A jar contains $m=90$ white balls and $n=10$ red balls, the balls are drawn under the following constraints:
- the ball is thrown away if it is white;
- the ball is put back if it is red and another ball is drawn; this time, the ball is thrown away no matter what color it is.
The question is, what is the probability to exhaust all balls and have the last one in white color? My guess is $\frac{1}{2}$ but I might be wrong. Please show how you deduce the answer. Thanks!
EDIT: Thanks for posting the solution and simulation, which are all appreciated. B. E. Oakley and R. L. Perry discussed a very similar problem in their A Sampling Process paper published on The Mathematical Gazette, Vol. 49, No. 367 (Feb., 1965), pp. 42-44.
The problem presented in the paper is:
A bag contains m > 0 black balls and n > 0 white balls. A sequence of balls from the bag is discarded in the following manner:
(i) A ball is chosen at random and discarded.
(ii) Another ball is chosen at random from the remainder. If its colour is different from the last it is replaced in the bag and the process repeated from the beginning (i.e. (i)). If the second ball is the same colour as the first it is discarded and we proceed from
(ii). Thus the balls are sampled and discarded until a change in colour occurs, at which point the last ball is replaced and the process starts afresh.
The question is: what is the probability that the final ball should be black?
Their induction gives $\frac{1}{2}$ which is what I have here. Apparently having no constraint on colors like what's in the paper changes the situation significantly.
But the story hasn't ended. At the end of their paper, they proposed a seemingly more interesting problem: What is the solution if there are balls of 3 different colours and the sampling process is as before?
Best Answer
I'll continue on the answer by Ross Millikan, and give an exact solution (I'll just replace $R$ and $W$ by lower case $r$ and $w$, which intimidates me less). So for $r,w\in\mathbb N$, not both zero, let $P(r,w)$ denote the probability of leaving a white ball as last one when starting with $r$ red and $w$ white balls. One obviously has $P(r,0)=0$ for any $r>0$ and $P(0,w)=1$ for any $w>0$; moreover by the argument Ross gives one has the recurrence relation $$ P(r,w) = \frac{r^2}{(r+w)^2}P(r-1,w) + \frac{w^2+2rw}{(r+w)^2}P(r,w-1) \quad\text{for all } r,w>0, $$ since the first step reduces the problem defining $P(r,w)$ either to the one defining $P(r-1,w)$ or to the one defining $P(r,w-1)$, with the indicated factors as probablilities for the first step.

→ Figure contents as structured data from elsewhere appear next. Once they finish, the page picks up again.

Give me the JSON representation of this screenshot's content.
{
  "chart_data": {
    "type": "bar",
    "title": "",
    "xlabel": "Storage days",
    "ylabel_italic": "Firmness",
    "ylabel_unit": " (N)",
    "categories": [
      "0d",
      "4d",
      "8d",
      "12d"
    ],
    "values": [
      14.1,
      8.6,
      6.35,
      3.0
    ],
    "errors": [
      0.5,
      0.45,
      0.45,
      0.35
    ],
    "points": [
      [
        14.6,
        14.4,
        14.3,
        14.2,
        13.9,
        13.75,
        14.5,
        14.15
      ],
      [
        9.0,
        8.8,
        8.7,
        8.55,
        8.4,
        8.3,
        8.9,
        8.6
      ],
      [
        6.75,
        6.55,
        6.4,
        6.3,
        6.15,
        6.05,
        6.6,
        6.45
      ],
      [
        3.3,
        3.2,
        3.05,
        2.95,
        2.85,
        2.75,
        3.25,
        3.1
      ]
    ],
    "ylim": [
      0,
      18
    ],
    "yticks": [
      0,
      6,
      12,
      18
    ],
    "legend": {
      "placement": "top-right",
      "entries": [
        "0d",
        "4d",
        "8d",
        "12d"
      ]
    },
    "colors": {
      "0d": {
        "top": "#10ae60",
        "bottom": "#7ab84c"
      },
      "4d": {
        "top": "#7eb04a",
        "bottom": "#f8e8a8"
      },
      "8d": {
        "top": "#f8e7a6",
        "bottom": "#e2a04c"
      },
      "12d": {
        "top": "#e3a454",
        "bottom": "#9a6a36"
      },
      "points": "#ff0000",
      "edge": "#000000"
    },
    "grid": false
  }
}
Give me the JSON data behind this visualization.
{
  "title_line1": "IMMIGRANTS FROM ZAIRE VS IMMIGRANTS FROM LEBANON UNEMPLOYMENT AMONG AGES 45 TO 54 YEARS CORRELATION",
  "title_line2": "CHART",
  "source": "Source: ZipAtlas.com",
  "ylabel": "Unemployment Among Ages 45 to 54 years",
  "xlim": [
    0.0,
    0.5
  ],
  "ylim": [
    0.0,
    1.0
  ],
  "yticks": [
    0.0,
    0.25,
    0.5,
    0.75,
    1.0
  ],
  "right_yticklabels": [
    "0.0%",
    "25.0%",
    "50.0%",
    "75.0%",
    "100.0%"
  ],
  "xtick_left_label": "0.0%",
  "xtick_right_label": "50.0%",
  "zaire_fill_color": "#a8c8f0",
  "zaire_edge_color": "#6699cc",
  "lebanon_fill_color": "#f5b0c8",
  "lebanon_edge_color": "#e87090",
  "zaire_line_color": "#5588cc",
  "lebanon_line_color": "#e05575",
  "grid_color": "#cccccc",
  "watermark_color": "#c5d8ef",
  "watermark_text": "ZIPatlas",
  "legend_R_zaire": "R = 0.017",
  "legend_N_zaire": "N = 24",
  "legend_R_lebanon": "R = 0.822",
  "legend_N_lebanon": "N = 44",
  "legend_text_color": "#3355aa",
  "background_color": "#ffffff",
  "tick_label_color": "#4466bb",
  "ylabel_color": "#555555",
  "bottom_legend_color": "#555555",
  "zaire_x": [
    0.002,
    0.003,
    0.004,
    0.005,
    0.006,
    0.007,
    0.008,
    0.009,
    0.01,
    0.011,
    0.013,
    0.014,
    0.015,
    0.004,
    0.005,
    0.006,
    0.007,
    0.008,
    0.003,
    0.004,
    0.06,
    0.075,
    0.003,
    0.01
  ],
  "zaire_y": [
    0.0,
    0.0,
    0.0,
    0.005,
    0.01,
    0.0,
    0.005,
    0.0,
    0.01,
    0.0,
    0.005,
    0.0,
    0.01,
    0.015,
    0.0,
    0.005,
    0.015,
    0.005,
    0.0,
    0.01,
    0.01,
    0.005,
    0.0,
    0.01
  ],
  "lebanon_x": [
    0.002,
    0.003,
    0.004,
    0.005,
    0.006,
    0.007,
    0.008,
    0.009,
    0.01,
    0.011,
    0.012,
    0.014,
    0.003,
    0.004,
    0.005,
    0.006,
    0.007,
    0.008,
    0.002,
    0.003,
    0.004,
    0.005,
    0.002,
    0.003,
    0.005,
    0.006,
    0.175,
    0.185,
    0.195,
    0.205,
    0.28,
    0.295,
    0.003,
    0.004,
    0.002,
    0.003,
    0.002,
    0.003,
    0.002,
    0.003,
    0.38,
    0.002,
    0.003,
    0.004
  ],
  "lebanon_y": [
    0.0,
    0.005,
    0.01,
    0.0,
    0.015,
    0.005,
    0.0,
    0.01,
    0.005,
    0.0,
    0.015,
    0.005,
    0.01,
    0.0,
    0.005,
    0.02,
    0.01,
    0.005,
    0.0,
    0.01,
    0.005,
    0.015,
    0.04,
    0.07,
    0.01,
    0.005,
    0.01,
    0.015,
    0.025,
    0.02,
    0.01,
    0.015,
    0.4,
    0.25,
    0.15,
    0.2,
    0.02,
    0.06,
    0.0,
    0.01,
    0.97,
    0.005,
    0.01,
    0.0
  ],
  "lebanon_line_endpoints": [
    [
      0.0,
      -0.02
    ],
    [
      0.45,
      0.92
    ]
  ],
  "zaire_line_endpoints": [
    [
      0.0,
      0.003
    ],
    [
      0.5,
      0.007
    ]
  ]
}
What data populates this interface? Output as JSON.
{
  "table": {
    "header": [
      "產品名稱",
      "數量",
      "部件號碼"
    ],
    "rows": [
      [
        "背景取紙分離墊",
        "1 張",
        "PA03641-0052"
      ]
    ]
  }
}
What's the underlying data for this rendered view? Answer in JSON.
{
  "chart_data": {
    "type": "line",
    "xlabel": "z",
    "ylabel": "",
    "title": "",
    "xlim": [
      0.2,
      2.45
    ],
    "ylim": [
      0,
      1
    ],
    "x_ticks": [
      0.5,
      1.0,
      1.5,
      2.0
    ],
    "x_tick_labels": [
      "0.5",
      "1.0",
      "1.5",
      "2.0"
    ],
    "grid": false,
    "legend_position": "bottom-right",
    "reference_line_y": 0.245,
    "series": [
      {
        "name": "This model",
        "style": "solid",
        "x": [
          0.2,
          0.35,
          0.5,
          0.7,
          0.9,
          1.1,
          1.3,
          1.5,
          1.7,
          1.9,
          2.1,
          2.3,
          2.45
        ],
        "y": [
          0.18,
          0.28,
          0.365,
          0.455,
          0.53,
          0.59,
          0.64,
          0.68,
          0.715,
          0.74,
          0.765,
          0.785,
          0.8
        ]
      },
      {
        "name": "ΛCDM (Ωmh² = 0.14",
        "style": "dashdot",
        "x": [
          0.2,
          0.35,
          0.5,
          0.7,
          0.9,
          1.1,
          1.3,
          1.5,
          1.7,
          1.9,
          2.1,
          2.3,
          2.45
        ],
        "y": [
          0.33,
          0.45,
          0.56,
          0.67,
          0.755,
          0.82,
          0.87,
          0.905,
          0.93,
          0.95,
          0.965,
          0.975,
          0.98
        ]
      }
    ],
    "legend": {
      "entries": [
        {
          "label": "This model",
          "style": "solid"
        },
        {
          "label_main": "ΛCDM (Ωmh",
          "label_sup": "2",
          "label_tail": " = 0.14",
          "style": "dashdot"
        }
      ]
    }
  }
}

Now this recurrence has the (surprisingly simple) solution $$ P(r,w)=\frac{w}{(r+1)(r+w)}\quad\text{for }(r,w)\in\mathbb N^2\setminus\{(0,0)\}. $$ The proof is by a simple induction on $r+w$, expanding the recurrence relation, factoring out $\frac w{(r+w)^2(r+w-1)(r+1)}$ which leaves $r(r+1)+(w+2r)(w-1)$ as other factor, and rewriting that factor as $(r+w)(r+w-1)$ permits some cancelling and arriving at the desired result.
I did not guess the formula just like that of course. Rather I calculated a number of values $P(1,w)$ with exact rational arithmetic, noticing substantial simplifications and easily guessing $P(1,w)=\frac{w}{2(w+1)}$. I proceeded similarly for $P(2,w)$, again with significant simplfications, after which I guessed the general form.
For the concrete problem one gets $P(10,90)=\frac9{110}\approx0.08181818$, a chance of a bit less than $1$ in $12$ to be left with a white ball. In fact one sees that throwing in any number of white balls (with $10$ red balls) initially never even raises the chance to $1$ in $11$. And if there are any red balls at all initially, it is always more likely to be left with one of them than with a white ball!